Britain’s Brexit referendum last year was meant to have ended debate about the perennial big question of the country’s relationship with Europe. But as British politicians started this week to campaign in earnest for next month’s parliamentary elections, EU membership remains a dominating issue and is adding to a shake-up of the country’s traditional party politics.
In dramatic fashion, the pro-EU former Labor Prime Minister Tony Blair has re-entered the political arena, saying it would be understandable for the party faithful to consider tactical voting in the June general election in a bid to block hard-right Conservatives who want a sharp break from Europe from being elected.
While Blair, the longest-serving Labor Prime Minister in British history, avoided endorsing tactical voting openly, he argued Monday it is “not the time to fight a conventional partisan election.” Blair hinted he was considering making a parliamentary comeback and standing himself.
Voters, he says, should consider candidates' positions on Brexit, and cast their votes accordingly, backing any candidate regardless of party affiliation on that basis alone. He wants to tie Conservative Prime Minister Theresa May’s hands when she comes to negotiate an exit deal with the European bloc.
May announced last week a snap poll, flying in the face of previous promises not to call an early election.
Conservatives June 8 favorites
With Labor ranks in disarray over the leadership of Jeremy Corbyn, a hard-left figure who has seen several rebellions against him by moderate Labor lawmakers, the Conservatives are odds-on favorites to win the June 8 election and to increase substantially their 17-seat majority in the House of Commons.
Some pollsters predict Labor could see their lowest tally since 1935 when the party secured just 154 seats in a 600-plus seat legislature, after an internecine war broke out in the party during the Great Depression.
Meanwhile, with an eye to the success on Sunday in the first round of the French presidential elections of non-traditional contenders centrist Emmanuel Macron and far-right leader Marine Le Pen, the Conservative May appears to be trying to shape a manifesto that will appeal to nationalists on the right of the political spectrum while not neglecting the middle ground of British politics.
Her policy chief, George Freeman, has spoken of an “insurgency against unaccountable elites,” sweeping across Western democracies. He has argued disdain for the establishment was behind last year’s Brexit vote and the election in the U.S. of Donald Trump.
The party’s manifesto is likely to see the Conservatives, traditionally pro-business, re-define what they think the relationship should be between big business and the state, and to present May as an anti-establishment candidate.
According to Rachel Sylvester, a columnist in The Times, the re-definition will build on May’s past calls for companies to show a greater sense of social duty and to act in the national interest.
Blair vs. Tories
Blair’s call Monday in Britain’s Guardian newspaper, and May’s moves to redefine how Conservatives view business, are reflections of the breakdown in traditional party politics sweeping Britain and the country's European neighbors.

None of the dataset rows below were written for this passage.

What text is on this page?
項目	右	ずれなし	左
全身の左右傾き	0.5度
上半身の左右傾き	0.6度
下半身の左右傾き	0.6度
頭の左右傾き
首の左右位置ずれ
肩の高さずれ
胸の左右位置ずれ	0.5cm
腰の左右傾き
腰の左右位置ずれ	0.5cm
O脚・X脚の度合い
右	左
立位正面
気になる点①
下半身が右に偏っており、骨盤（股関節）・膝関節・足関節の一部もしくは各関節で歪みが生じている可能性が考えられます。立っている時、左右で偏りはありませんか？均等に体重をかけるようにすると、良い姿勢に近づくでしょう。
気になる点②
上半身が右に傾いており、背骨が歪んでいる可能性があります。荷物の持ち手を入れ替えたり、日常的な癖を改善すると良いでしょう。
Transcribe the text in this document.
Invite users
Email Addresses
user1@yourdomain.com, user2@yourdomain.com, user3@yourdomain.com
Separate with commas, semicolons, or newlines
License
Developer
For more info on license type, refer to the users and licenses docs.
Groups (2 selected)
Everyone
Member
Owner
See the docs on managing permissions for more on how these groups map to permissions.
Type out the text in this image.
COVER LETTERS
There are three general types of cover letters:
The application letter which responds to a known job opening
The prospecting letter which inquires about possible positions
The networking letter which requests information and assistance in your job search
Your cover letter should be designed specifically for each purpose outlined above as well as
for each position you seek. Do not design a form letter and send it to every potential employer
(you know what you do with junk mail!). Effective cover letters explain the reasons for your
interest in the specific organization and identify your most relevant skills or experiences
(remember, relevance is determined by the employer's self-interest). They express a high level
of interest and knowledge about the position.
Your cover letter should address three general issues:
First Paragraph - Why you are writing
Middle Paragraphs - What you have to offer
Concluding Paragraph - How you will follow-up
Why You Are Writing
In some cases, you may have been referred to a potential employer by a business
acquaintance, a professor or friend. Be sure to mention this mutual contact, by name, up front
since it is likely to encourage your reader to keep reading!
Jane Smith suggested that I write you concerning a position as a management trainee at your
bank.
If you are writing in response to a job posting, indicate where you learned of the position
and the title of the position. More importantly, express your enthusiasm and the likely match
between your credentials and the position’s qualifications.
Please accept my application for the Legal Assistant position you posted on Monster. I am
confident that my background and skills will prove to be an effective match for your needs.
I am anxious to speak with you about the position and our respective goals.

Blair argues the Conservatives are presenting the upcoming election as about “strengthening the prime minister’s hand in the Brexit negotiation” with the Europeans.
He says they are trying to suggest a vote for the Conservatives is the same thing as a vote in the national interest. “We have to expose the fact that the mandate the Tories are asking for is not for an open negotiation in the interests of the country but for a ‘Brexit at any cost’ driven by the ideology of the right of the Tory party,” he argued.
Blair’s intervention has outraged hard-left Labor lawmakers, who compared it to the break with Labor by Ramsay MacDonald, a founding member of the party who formed a national government with the Conservatives in the 1930s. Mark Seddon, a Labor stalwart labeled it “one of the biggest acts of political treachery in recent memory,” arguing, the former Labor prime minister was “potentially condemning members of his own party to defeat at the General Election.”
Pro-Brexit politicians targeted
Blair is not alone in arguing Brexit should be the defining issue for voters in June. The pressure group Open Britain, whose half-million members cross party lines, has drawn up a hit-list of 20 prominent Brexit-supporting lawmakers who represent constituencies that voted to remain in the European Union in last June’s referendum. Most of the lawmakers are Conservatives, but the list includes some Labor MPs.
With the ultimate aim of limiting the number of proponents of a so-called hard Brexit in parliament, the group, along with two other pro-EU grassroots organizations, has also drawn up a list of 20 Labor, Liberal Democrat and Conservative lawmakers who have been strong advocates of a close relationship with the European economic bloc and says it will do its best to get them re-elected.